Dry Mouth (Xerostomia) and its Prevalence

Today's post is authored by Oral Health Project Group member, Nasheen Nizamuddin.

Dry mouth is a symptom in oral health that is prevalent at all age levels despite being most ubiquitous in elderly people. It is a condition that affects the amount of saliva in our mouth and is really bothersome to those affected by it. Saliva is imperative in a human’s day to day functions. It is necessary to moisten and cleanse our mouths and digest food and also prevents infection by controlling bacteria and fungi in the mouth (WebMD). It limits bacterial growth by neutralizing acids produced by bacteria which helps prevent frequent tooth decay. Lastly, it enhances the ability to, "taste and makes it easier to swallow. (WebMD)" The condition of not having enough saliva to keep the mouth wet is known as xerostomia or Dry mouth. Dry mouth can typically happen when a person is nervous or stressed. It causes discomfort and can interfere with swallowing and speech, it can also cause, "halitosis and impair oral hygiene by causing a decrease in oral pH and an increase in bacterial growth." If left untreated, long-standing xerostomia can result in severe tooth decay and oral candidiasis. Certain symptoms that are associated with dry mouth include: sticky dry feeling in the mouth, frequent thirst, split skin, burning or tingling sensation in the mouth and tongue, dry nasal passage, and tooth decay.  

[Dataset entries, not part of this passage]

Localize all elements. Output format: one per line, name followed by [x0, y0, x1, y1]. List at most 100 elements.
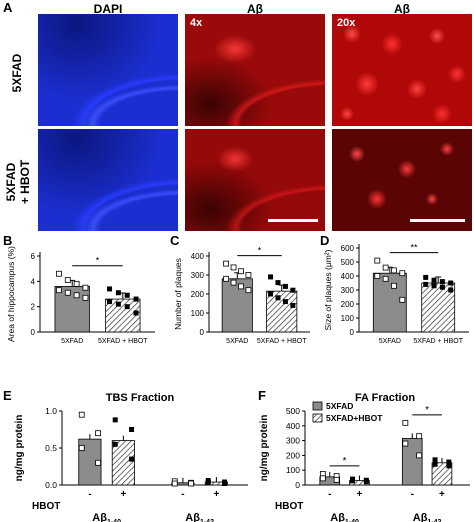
y-tick-label: 0 — [200, 328, 205, 337]
y-tick-label: 100 — [191, 309, 205, 318]
x-tick-label: 5XFAD + HBOT — [98, 338, 148, 345]
magnification-4x-label: 4x — [190, 17, 203, 29]
data-point — [391, 282, 397, 289]
y-tick-label: 100 — [341, 314, 355, 323]
data-point — [107, 286, 113, 292]
data-point — [112, 441, 118, 447]
treatment-sign: - — [88, 489, 91, 500]
y-axis-label: Number of plaques — [173, 258, 183, 330]
panel-letter-a: A — [3, 0, 13, 15]
data-point — [223, 275, 230, 282]
y-tick-label: 6 — [31, 252, 36, 261]
significance-marker: ** — [410, 243, 418, 253]
data-point — [448, 280, 454, 286]
data-point — [275, 280, 281, 286]
data-point — [268, 274, 274, 280]
data-point — [382, 275, 389, 282]
y-tick-label: 400 — [341, 272, 355, 281]
y-tick-label: 2 — [31, 303, 36, 312]
data-point — [95, 459, 101, 466]
row-label-5xfad: 5XFAD — [10, 53, 24, 93]
y-tick-label: 0.5 — [45, 443, 57, 453]
scale-bar-4x — [268, 219, 318, 222]
data-point — [432, 457, 438, 463]
x-tick-label: 5XFAD — [226, 338, 248, 345]
data-point — [238, 268, 244, 275]
x-tick-label: 5XFAD — [61, 338, 83, 345]
data-point — [446, 459, 452, 465]
y-tick-label: 300 — [191, 271, 205, 280]
legend-label: 5XFAD+HBOT — [326, 413, 383, 423]
significance-marker: * — [343, 456, 347, 467]
data-point — [431, 283, 437, 289]
data-point — [439, 284, 445, 290]
data-point — [290, 302, 296, 308]
column-header-abeta-4x: Aβ — [247, 2, 263, 16]
column-header-dapi: DAPI — [93, 2, 123, 16]
data-point — [423, 274, 429, 280]
data-point — [124, 304, 130, 310]
data-point — [230, 279, 237, 286]
bar-hbot — [105, 298, 141, 333]
significance-marker: * — [258, 246, 262, 256]
y-axis-label: ng/mg protein — [14, 415, 25, 482]
treatment-sign: - — [328, 489, 331, 500]
data-point — [333, 476, 340, 483]
legend-swatch — [312, 401, 323, 411]
data-point — [64, 289, 71, 296]
y-tick-label: 400 — [191, 252, 205, 261]
data-point — [423, 281, 429, 287]
scale-bar-20x — [410, 219, 465, 222]
data-point — [399, 296, 406, 303]
data-point — [129, 427, 135, 432]
treatment-sign: + — [120, 489, 126, 500]
group-label: Aβ1-40 — [330, 512, 359, 522]
data-point — [73, 280, 80, 287]
row-label-5xfad-hbot: 5XFAD + HBOT — [4, 159, 32, 205]
panel-letter-f: F — [258, 388, 266, 403]
y-axis-label: Area of hippocampus (%) — [6, 246, 16, 342]
data-point — [188, 480, 194, 487]
data-point — [205, 480, 211, 486]
data-point — [115, 301, 121, 307]
data-point — [439, 279, 445, 285]
chart-title: TBS Fraction — [106, 392, 175, 404]
treatment-sign: + — [357, 489, 363, 500]
y-tick-label: 200 — [341, 300, 355, 309]
data-point — [133, 296, 139, 302]
legend-label: 5XFAD — [326, 401, 353, 411]
y-tick-label: 0.0 — [45, 480, 57, 490]
y-tick-label: 0 — [350, 328, 355, 337]
data-point — [95, 430, 101, 437]
data-point — [78, 445, 85, 451]
panel-letter-b: B — [3, 233, 13, 248]
data-point — [374, 257, 381, 264]
data-point — [319, 475, 326, 482]
data-point — [129, 456, 135, 462]
data-point — [230, 264, 237, 271]
abeta-4x-image-5xfad-hbot — [185, 129, 325, 231]
chart-f: FA Fraction ng/mg protein 0 100 200 300 400 500… — [259, 392, 470, 522]
y-tick-label: 300 — [341, 286, 355, 295]
data-point — [245, 272, 252, 278]
y-tick-label: 400 — [286, 421, 300, 431]
column-header-abeta-20x: Aβ — [394, 2, 410, 16]
data-point — [268, 291, 274, 297]
data-point — [73, 292, 80, 299]
y-tick-label: 4 — [31, 277, 36, 286]
group-label: Aβ1-40 — [92, 512, 121, 522]
data-point — [107, 299, 113, 305]
y-tick-label: 600 — [341, 244, 355, 253]
hbot-row-label: HBOT — [275, 501, 303, 512]
x-tick-label: 5XFAD + HBOT — [413, 338, 463, 345]
panel-letter-c: C — [170, 233, 180, 248]
abeta-4x-image-5xfad: 4x — [185, 14, 325, 126]
data-point — [124, 292, 130, 298]
significance-marker: * — [425, 405, 429, 416]
legend-swatch — [312, 413, 323, 423]
chart-e: TBS Fraction ng/mg protein 0.0 0.5 1.0 - + - + HB… — [14, 392, 248, 522]
data-point — [64, 277, 71, 283]
chart-title: FA Fraction — [355, 392, 415, 404]
treatment-sign: + — [213, 489, 219, 500]
y-tick-label: 0 — [31, 328, 36, 337]
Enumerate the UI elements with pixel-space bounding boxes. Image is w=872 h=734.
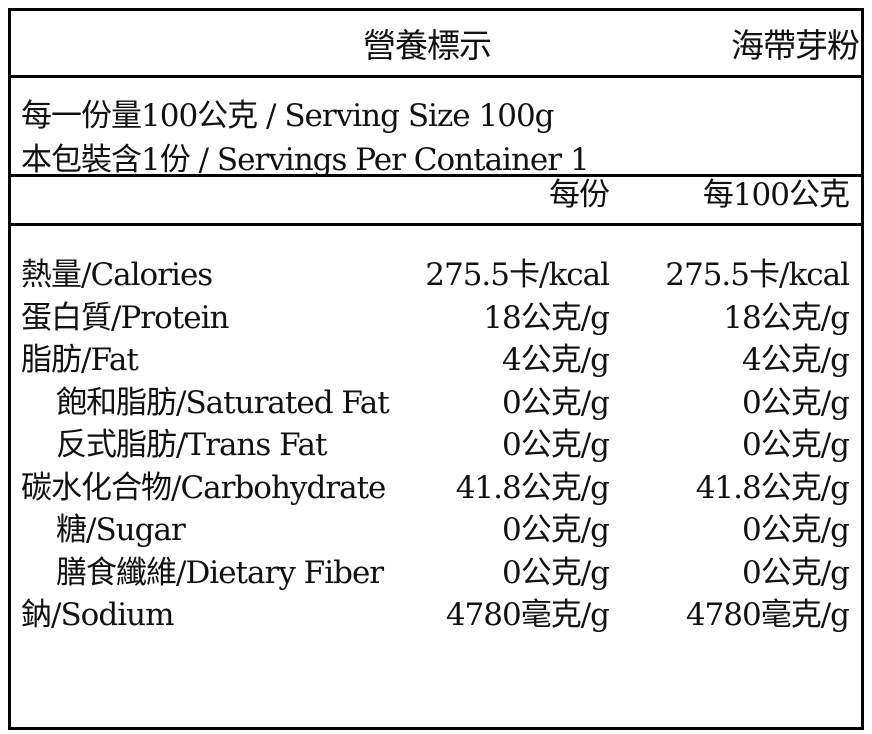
nutrient-name: 膳食纖維/Dietary Fiber bbox=[56, 554, 384, 591]
nutrient-row: 蛋白質/Protein 18公克/g 18公克/g bbox=[11, 297, 861, 340]
nutrient-name: 反式脂肪/Trans Fat bbox=[56, 427, 327, 463]
value-per-100g: 0公克/g bbox=[741, 554, 850, 591]
nutrient-name: 熱量/Calories bbox=[21, 257, 213, 293]
value-per-serving: 0公克/g bbox=[501, 512, 610, 548]
divider-rule bbox=[11, 75, 861, 78]
value-per-100g: 18公克/g bbox=[723, 299, 850, 336]
nutrient-row: 鈉/Sodium 4780毫克/g 4780毫克/g bbox=[11, 594, 861, 637]
nutrient-name: 鈉/Sodium bbox=[21, 597, 174, 633]
nutrient-row: 飽和脂肪/Saturated Fat 0公克/g 0公克/g bbox=[11, 382, 861, 425]
nutrient-row: 膳食纖維/Dietary Fiber 0公克/g 0公克/g bbox=[11, 552, 861, 595]
nutrient-name: 脂肪/Fat bbox=[21, 342, 139, 378]
divider-rule bbox=[11, 223, 861, 226]
product-name: 海帶芽粉 bbox=[731, 26, 860, 65]
value-per-serving: 18公克/g bbox=[483, 299, 610, 336]
value-per-serving: 0公克/g bbox=[501, 554, 610, 591]
value-per-100g: 4780毫克/g bbox=[685, 597, 850, 633]
value-per-serving: 4公克/g bbox=[501, 342, 610, 378]
value-per-serving: 41.8公克/g bbox=[455, 469, 610, 506]
value-per-100g: 0公克/g bbox=[741, 512, 850, 548]
value-per-100g: 275.5卡/kcal bbox=[665, 257, 850, 293]
nutrient-name: 蛋白質/Protein bbox=[21, 299, 229, 336]
value-per-100g: 41.8公克/g bbox=[695, 469, 850, 506]
divider-rule bbox=[11, 174, 861, 177]
value-per-100g: 0公克/g bbox=[741, 384, 850, 421]
servings-per-container: 本包裝含1份 / Servings Per Container 1 bbox=[21, 142, 590, 178]
nutrient-row: 反式脂肪/Trans Fat 0公克/g 0公克/g bbox=[11, 424, 861, 467]
nutrition-label: 營養標示 海帶芽粉 每一份量100公克 / Serving Size 100g … bbox=[8, 8, 864, 730]
nutrient-row: 糖/Sugar 0公克/g 0公克/g bbox=[11, 509, 861, 552]
nutrient-name: 飽和脂肪/Saturated Fat bbox=[56, 384, 390, 421]
column-header-per-serving: 每份 bbox=[549, 177, 610, 213]
value-per-serving: 0公克/g bbox=[501, 427, 610, 463]
value-per-serving: 0公克/g bbox=[501, 384, 610, 421]
label-title: 營養標示 bbox=[363, 26, 492, 65]
nutrient-row: 熱量/Calories 275.5卡/kcal 275.5卡/kcal bbox=[11, 254, 861, 297]
nutrient-name: 碳水化合物/Carbohydrate bbox=[21, 469, 386, 506]
value-per-serving: 275.5卡/kcal bbox=[425, 257, 610, 293]
value-per-100g: 0公克/g bbox=[741, 427, 850, 463]
nutrient-table: 熱量/Calories 275.5卡/kcal 275.5卡/kcal 蛋白質/… bbox=[11, 254, 861, 637]
serving-size: 每一份量100公克 / Serving Size 100g bbox=[21, 98, 555, 134]
nutrient-name: 糖/Sugar bbox=[56, 512, 186, 548]
nutrient-row: 脂肪/Fat 4公克/g 4公克/g bbox=[11, 339, 861, 382]
nutrient-row: 碳水化合物/Carbohydrate 41.8公克/g 41.8公克/g bbox=[11, 467, 861, 510]
column-header-per-100g: 每100公克 bbox=[702, 177, 850, 213]
value-per-serving: 4780毫克/g bbox=[445, 597, 610, 633]
value-per-100g: 4公克/g bbox=[741, 342, 850, 378]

Over-the-counter drugs usually have side-effects that lead to dry-mouth and is one of the leading causes of this ailment. Dryness-inducing medications are fairly prevalent in the United States. In fact, 63% of the generics and 52% of the brand name drugs were cause this ailing side effect. Drugs used to treat depression, nerve pain, and anxiety are more likely to causes dry mouth. Cancer therapy, nerve damage, and smoking or chewing tobacco can also increase the symptoms.  

It is important to visit your dentist regularly, especially if you are experiencing any symptoms ofxerostomia. There are several treatments that can help prevent the causes of xerostomia such as: "sipping and drinking water throughout the day, chew sugarless gum; use over-the-counter salivary substitutes or oral moisturizers; using mouth rinses that contain no alcohol; avoid certain salty and dry foods and drinks that contain high sugar content and avoid caffeine, alcohol, and tobacco use. (WebMd)"

References:

"Dry Mouth (Xerostomia)." Dry Mouth (Xerostomia). N.p., n.d. Web. 28 Jan. 2016.   http://www.nidcr.nih.gov/oralhealth/Topics/DryMouth/

"Dry Mouth Causes and Treatments." WebMD. WebMD, n.d. Web. 29 Jan. 2016http://www.webmd.com/oral-health/guide/dental-health-dry-mouth

"Dry Mouth." - Mayo Clinic. N.p., n.d. Web. 29 Jan. 2016.